How would I use the Limit Comparison Test on this problem?
$\sum_{n=1}^{\infty}\frac{4n+5^n}{4n+8^n}$
I'm going to let:
$a_n=\frac{4n+5^n}{4n+8^n}$
$b_n=\frac{5^n}{8^n}$
And now I should be able to test for:
$\lim _{n\to \infty }\frac{a_n}{b_n}=L>0$
$\lim _{n\to \infty }\left[\frac{\left(4n+5^n\right)}{\left(4n+8^n\right)}\cdot \frac{8^n}{5^n}\right]$
$\lim _{n\to \infty }\frac{4n\cdot 8^n+40^n}{4n\cdot 5^n+40^n}$
... which is infinity over infinity, so I can use L'Hospital's rule:
$\lim _{n\to \infty }\frac{4n\cdot 8^n\cdot \ln \left(8\right)+4\cdot 8^n+40^n\cdot \ln \left(40\right)}{4n\cdot 5^n\cdot \ln \left(5\right)+4\cdot 5^n+40^n\cdot \ln \left(40\right)}$
... which is still infinity over infinity and leaves me no closer to simplifying the fraction.
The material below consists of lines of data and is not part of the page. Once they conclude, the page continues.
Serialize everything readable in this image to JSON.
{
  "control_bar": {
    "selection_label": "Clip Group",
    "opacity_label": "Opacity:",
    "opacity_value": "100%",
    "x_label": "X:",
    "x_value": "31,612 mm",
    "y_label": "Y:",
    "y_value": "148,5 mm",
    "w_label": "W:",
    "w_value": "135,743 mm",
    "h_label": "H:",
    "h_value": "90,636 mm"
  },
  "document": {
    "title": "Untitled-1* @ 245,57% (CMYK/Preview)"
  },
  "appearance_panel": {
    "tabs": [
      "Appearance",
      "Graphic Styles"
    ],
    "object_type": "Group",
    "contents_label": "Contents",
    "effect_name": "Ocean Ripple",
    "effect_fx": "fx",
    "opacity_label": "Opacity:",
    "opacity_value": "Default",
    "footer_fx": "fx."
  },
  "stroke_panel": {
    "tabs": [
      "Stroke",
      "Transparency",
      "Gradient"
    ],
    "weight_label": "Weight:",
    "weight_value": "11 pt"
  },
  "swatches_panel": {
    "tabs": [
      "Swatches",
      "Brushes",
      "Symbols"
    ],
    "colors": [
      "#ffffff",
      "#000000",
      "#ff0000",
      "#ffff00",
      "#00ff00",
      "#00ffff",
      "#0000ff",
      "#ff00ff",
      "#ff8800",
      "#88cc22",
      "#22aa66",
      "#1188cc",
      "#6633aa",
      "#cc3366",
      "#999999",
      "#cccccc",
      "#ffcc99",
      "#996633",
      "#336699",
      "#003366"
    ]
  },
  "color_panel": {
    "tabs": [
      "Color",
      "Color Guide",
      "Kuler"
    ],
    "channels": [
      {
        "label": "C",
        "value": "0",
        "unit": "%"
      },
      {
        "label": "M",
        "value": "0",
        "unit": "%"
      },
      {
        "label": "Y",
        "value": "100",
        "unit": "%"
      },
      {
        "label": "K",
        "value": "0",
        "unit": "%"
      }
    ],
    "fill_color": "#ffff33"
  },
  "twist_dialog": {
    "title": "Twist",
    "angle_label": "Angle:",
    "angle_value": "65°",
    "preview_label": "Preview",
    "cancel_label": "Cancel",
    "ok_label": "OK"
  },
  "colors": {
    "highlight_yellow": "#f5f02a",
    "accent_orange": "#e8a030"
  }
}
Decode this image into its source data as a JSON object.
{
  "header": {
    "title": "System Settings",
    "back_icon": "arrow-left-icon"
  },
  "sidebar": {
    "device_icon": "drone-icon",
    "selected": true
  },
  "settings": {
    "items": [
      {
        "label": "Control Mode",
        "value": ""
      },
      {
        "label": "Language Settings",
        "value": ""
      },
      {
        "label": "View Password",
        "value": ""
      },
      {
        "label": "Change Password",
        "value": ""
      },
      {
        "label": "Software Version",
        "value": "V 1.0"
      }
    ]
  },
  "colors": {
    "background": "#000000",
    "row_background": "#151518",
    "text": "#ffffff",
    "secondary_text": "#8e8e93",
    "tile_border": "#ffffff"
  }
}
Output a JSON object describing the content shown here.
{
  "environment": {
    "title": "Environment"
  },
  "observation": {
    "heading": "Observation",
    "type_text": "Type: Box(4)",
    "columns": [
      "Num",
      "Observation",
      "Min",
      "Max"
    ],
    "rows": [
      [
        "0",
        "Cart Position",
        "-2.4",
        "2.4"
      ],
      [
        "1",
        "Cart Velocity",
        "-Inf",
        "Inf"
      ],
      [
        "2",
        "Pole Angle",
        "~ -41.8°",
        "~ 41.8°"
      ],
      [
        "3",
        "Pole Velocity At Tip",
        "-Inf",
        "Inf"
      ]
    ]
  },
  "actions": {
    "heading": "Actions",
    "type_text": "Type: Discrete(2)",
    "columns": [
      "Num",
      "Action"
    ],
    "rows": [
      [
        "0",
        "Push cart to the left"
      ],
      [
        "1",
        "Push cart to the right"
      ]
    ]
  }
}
Instead of using L'Hospital's rule in step 4, am I allowed to use the dominating term effect and replace it with:
$\lim _{n\to \infty }\frac{40^n}{40^n}=1$
Since, for large $n$:
$40^n>n\cdot 8^n$
$40^n>n\cdot 5^n$
(Note: I'm not sure if these 2 relationships are true or not, how would we prove them?)
If so, is this the recommended method of solving this problem, or are there other ways?